- The Washington Times - Sunday, September 30, 2001

JERUSALEM Tens of thousands of Palestinians marched in the West Bank and Gaza Strip yesterday in support of their uprising against Israel. Three Palestinians were killed and dozens wounded in confrontations with Israeli troops.
The renewed fighting raised doubts about prospects for a truce sought by the United States. Each side accused the other of breaking promises made this week in cease-fire talks, including a meeting by senior security commanders on Friday.
The Palestinians said Israel hasn't started pulling back troops, as promised, and has used excessive force. Israel said the Palestinians haven't made a serious effort to stop violent protests.
More security talks were set for today, but both sides said expectations were low. Israeli Foreign Minister Shimon Peres was expected to meet with two senior Palestinian negotiators, Israel TV said.
The United States wants an end to the fighting, which entered its second year yesterday. Washington is trying to win Arab and Muslim support for military action against Islamic militants suspected of being behind the terror attacks against New York and Washington earlier this month.

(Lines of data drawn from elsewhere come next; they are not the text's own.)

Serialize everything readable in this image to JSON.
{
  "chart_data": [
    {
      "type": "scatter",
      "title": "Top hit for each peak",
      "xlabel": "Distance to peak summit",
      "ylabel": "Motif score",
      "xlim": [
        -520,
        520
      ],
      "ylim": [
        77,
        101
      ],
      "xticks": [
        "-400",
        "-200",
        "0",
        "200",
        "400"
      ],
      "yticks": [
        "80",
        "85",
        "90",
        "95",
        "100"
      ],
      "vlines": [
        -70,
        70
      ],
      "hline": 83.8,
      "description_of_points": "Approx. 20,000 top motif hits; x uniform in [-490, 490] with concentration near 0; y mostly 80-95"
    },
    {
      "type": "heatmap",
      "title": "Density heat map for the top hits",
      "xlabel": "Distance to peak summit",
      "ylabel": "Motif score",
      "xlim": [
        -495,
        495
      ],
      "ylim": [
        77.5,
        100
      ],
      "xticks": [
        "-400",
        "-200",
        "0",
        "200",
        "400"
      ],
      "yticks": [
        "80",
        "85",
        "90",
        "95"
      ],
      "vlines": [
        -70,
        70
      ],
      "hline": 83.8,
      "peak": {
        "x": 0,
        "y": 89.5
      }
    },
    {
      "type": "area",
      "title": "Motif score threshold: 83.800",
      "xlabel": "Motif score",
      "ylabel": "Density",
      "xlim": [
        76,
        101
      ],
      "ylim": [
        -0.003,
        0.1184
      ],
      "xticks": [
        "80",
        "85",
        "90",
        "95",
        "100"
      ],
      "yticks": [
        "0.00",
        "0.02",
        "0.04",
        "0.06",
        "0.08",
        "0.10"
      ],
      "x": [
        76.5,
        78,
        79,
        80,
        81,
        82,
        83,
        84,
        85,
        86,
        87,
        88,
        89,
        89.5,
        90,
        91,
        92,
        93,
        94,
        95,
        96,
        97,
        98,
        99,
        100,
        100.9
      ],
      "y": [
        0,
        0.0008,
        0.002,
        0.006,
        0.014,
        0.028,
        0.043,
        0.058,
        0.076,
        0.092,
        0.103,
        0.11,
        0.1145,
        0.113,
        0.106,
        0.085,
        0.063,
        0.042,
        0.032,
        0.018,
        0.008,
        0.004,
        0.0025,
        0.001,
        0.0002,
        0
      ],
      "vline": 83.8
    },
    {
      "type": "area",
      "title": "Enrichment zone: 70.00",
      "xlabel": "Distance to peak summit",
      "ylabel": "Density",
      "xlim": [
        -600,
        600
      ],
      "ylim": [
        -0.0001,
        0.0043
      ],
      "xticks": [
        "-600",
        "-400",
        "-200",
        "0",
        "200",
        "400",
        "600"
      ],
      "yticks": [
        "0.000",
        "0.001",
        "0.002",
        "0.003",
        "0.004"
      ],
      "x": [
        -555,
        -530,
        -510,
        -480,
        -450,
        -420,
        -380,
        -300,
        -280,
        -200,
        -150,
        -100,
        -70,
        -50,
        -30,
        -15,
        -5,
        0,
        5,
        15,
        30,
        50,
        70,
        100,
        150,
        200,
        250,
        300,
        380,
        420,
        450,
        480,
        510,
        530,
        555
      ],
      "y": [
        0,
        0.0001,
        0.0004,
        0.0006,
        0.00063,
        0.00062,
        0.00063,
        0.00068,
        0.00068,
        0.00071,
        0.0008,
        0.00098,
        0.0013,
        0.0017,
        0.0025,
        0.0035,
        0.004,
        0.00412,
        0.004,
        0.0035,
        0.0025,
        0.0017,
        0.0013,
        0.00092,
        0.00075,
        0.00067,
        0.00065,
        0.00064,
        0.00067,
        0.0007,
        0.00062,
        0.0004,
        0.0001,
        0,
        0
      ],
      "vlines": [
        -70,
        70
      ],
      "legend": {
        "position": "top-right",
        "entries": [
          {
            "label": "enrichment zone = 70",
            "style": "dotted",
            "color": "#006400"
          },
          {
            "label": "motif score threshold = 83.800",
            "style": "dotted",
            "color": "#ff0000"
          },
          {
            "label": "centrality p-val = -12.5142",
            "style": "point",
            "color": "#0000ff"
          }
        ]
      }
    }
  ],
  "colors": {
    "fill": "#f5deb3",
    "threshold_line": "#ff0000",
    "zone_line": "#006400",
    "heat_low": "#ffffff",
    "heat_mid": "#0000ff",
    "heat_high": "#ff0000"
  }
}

It was not clear whether tensions would ease once the Palestinians' anniversary commemorations ended, or whether yesterday's protests signal strong popular opposition to a truce.

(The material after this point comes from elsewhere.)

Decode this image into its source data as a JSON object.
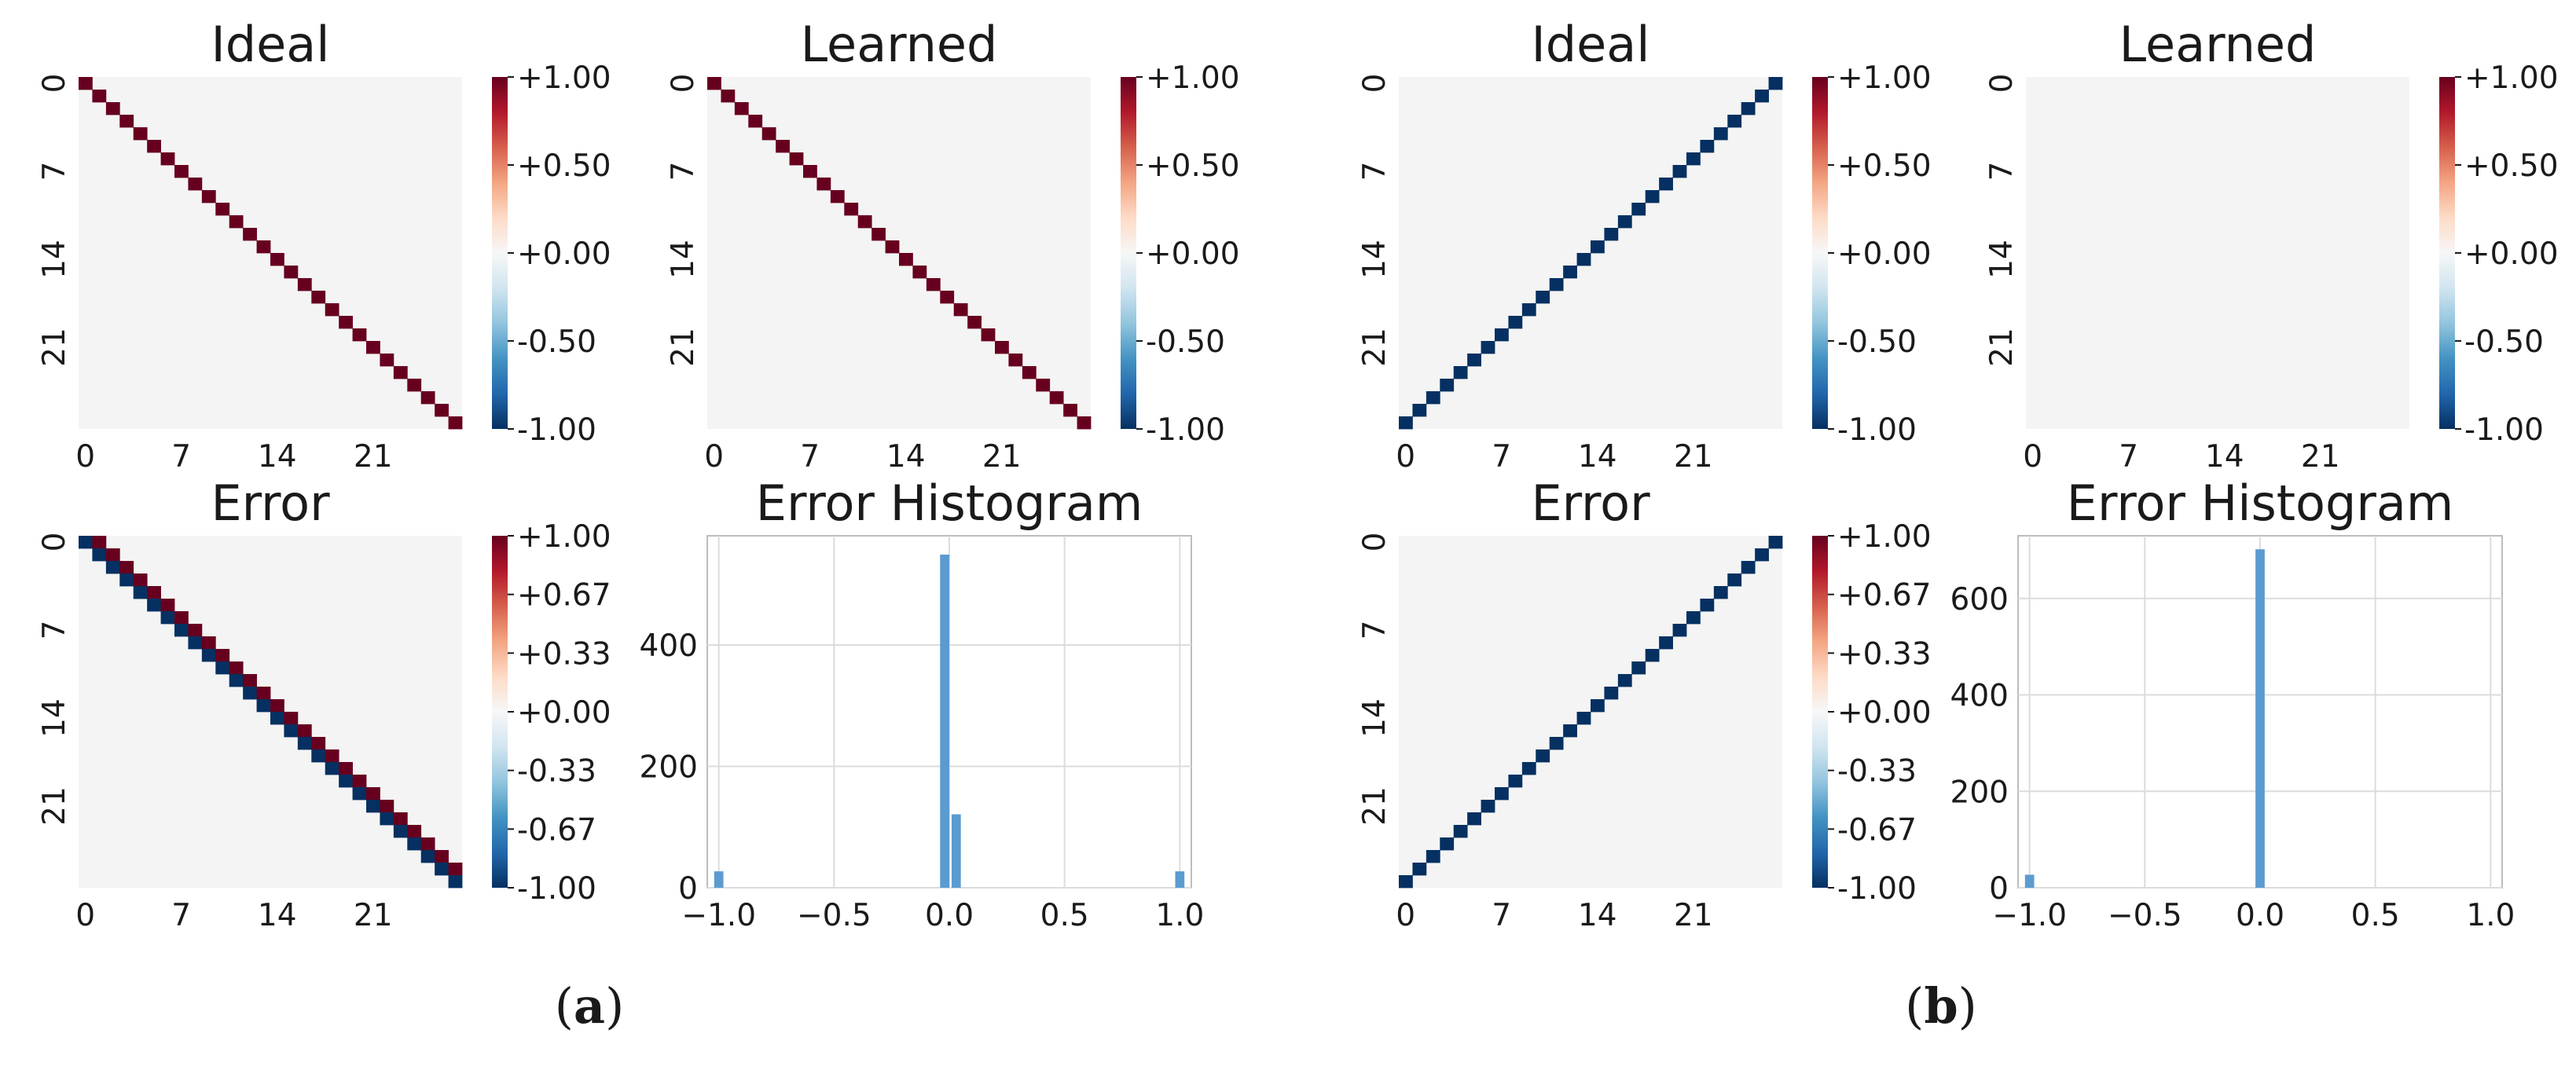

In the past, Palestinian leader Yasser Arafat has been reluctant to go against the public mood in the Palestinian areas. On the other hand, in the past two weeks, he has gone out of his way to be seen as supportive of U.S. policy.

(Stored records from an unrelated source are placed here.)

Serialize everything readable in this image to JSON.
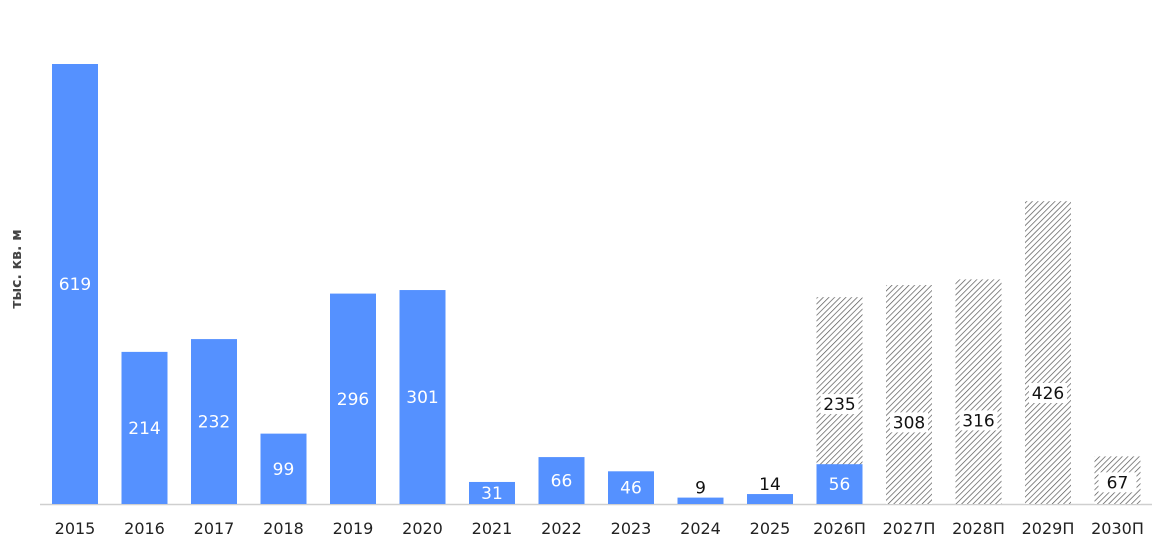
{
  "chart_data": {
    "type": "bar",
    "ylabel": "тыс. кв. м",
    "ylim": [
      0,
      619
    ],
    "grid": false,
    "categories": [
      "2015",
      "2016",
      "2017",
      "2018",
      "2019",
      "2020",
      "2021",
      "2022",
      "2023",
      "2024",
      "2025",
      "2026П",
      "2027П",
      "2028П",
      "2029П",
      "2030П"
    ],
    "series": [
      {
        "values": [
          619,
          214,
          232,
          99,
          296,
          301,
          31,
          66,
          46,
          9,
          14,
          56,
          null,
          null,
          null,
          null
        ]
      },
      {
        "values": [
          null,
          null,
          null,
          null,
          null,
          null,
          null,
          null,
          null,
          null,
          null,
          235,
          308,
          316,
          426,
          67
        ]
      }
    ],
    "value_labels": [
      "619",
      "214",
      "232",
      "99",
      "296",
      "301",
      "31",
      "66",
      "46",
      "9",
      "14",
      "56",
      "308",
      "316",
      "426",
      "67"
    ],
    "extra_labels": [
      "235"
    ],
    "colors": {
      "actual": "#5591ff",
      "forecast_hatch": "#555555",
      "axis": "#cfcfcf"
    }
  }
}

Already, there have been signs of open dissent. On Friday, about 150 Palestinians opposed to a cease-fire threw stones and firebombs at an empty Palestinian police station in Gaza's Rafah refugee camp, a persistent trouble spot.
In some areas, Palestinian policemen tried to contain protests, though in other cases they did not interfere.
Yesterday's events began when hundreds of young Palestinians, many still carrying their school bags, threw stones at three army posts in the Gaza Strip.
Israeli troops fired tear gas and live rounds at the stone-throwers, killing two youths, ages 14 and 17, said Moawiya Hassanein, the director of Shifa Hospital in Gaza City. Sixty-nine Palestinians, ranging in age from 13 to 20, were wounded by gunfire, including 10 who were in critical condition, Mr. Hassanein said.